EXPECTED VERSUS ACTUAL BEHAVIOR :
EXPECTED -
I would like to see a cheap implementation of the "getSnapshot()" method in the test case below, such that the output of the given code was always consistent with the logical branches in the if statements.
Granted, the "getSnapshot()" method could be implemented by copying the current contents of _list to a new ArrayList, but the underlying array should not need to be copied.
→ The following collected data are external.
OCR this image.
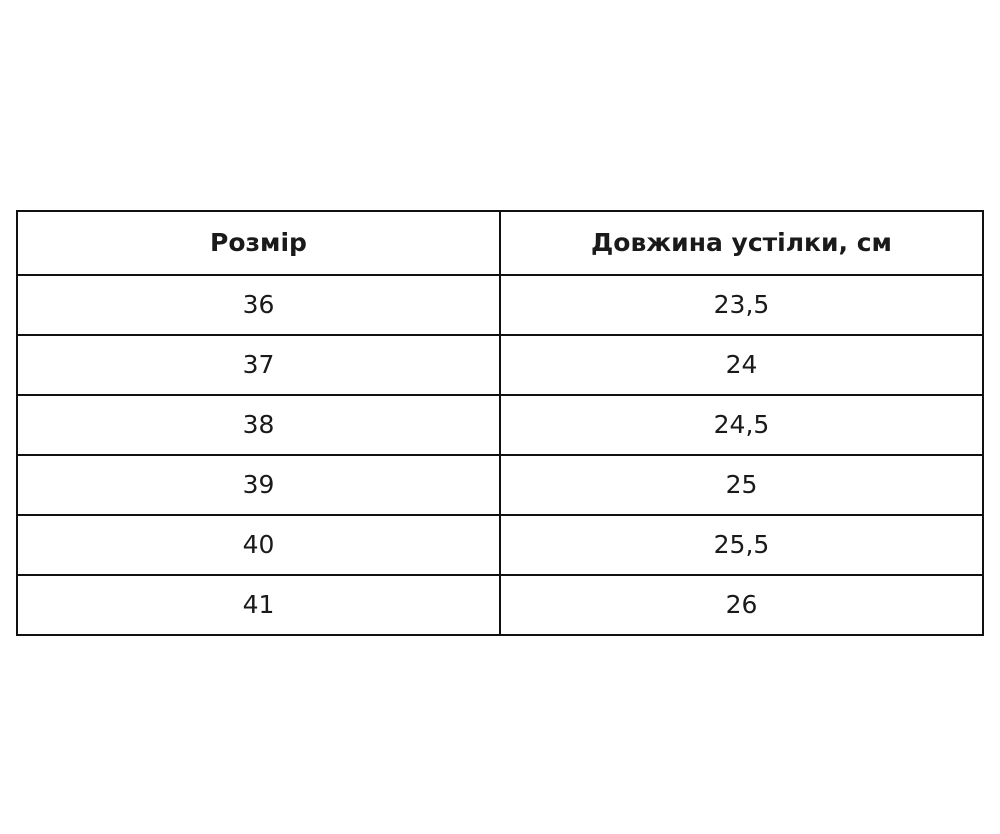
Розмір	Довжина устілки, см
36	23,5
37	24
38	24,5
39	25
40	25,5
41	26
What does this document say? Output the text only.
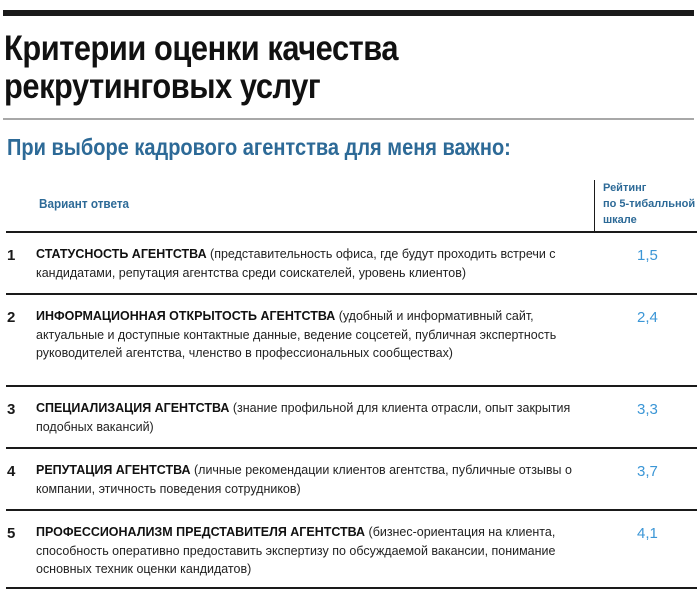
Критерии оценки качества
рекрутинговых услуг
При выборе кадрового агентства для меня важно:
Вариант ответа
Рейтинг
по 5-тибалльной
шкале
1 СТАТУСНОСТЬ АГЕНТСТВА (представительность офиса, где будут проходить встречи с кандидатами, репутация агентства среди соискателей, уровень клиентов)
1,5
2 ИНФОРМАЦИОННАЯ ОТКРЫТОСТЬ АГЕНТСТВА (удобный и информативный сайт, актуальные и доступные контактные данные, ведение соцсетей, публичная экспертность руководителей агентства, членство в профессиональных сообществах)
2,4
3 СПЕЦИАЛИЗАЦИЯ АГЕНТСТВА (знание профильной для клиента отрасли, опыт закрытия подобных вакансий)
3,3
4 РЕПУТАЦИЯ АГЕНТСТВА (личные рекомендации клиентов агентства, публичные отзывы о компании, этичность поведения сотрудников)
3,7
5 ПРОФЕССИОНАЛИЗМ ПРЕДСТАВИТЕЛЯ АГЕНТСТВА (бизнес-ориентация на клиента, способность оперативно предоставить экспертизу по обсуждаемой вакансии, понимание основных техник оценки кандидатов)
4,1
There should be a cheap method which returns, essentially, "Collections.unmodifableList(Arrays.asList(_list.array))".
ACTUAL -
If the list is modified while the doSomething() method is executing, the output will not be consistent with the logical decisions made (in some cases, an exception could be thrown).
---------- BEGIN SOURCE ----------
public class MyClass {
public final CopyOnWriteArrayList<String> _list = new CopyOnWriteArrayList<String>();
private List<String> getSnapshot() {
return _list;
}
public void doSomething() {
List<String> snap = getSnapshot();
if(snap.size() == 1) {
System.out.println("My list has one element: " + snap.get(0));
} else {
System.out.println("My list does not have one element: " + snap);
}
}
}
---------- END SOURCE ----------
CUSTOMER SUBMITTED WORKAROUND :
return "new ArrayList<String>(_list)" from getSnapshot(), which is way more inneficient than it needs to be.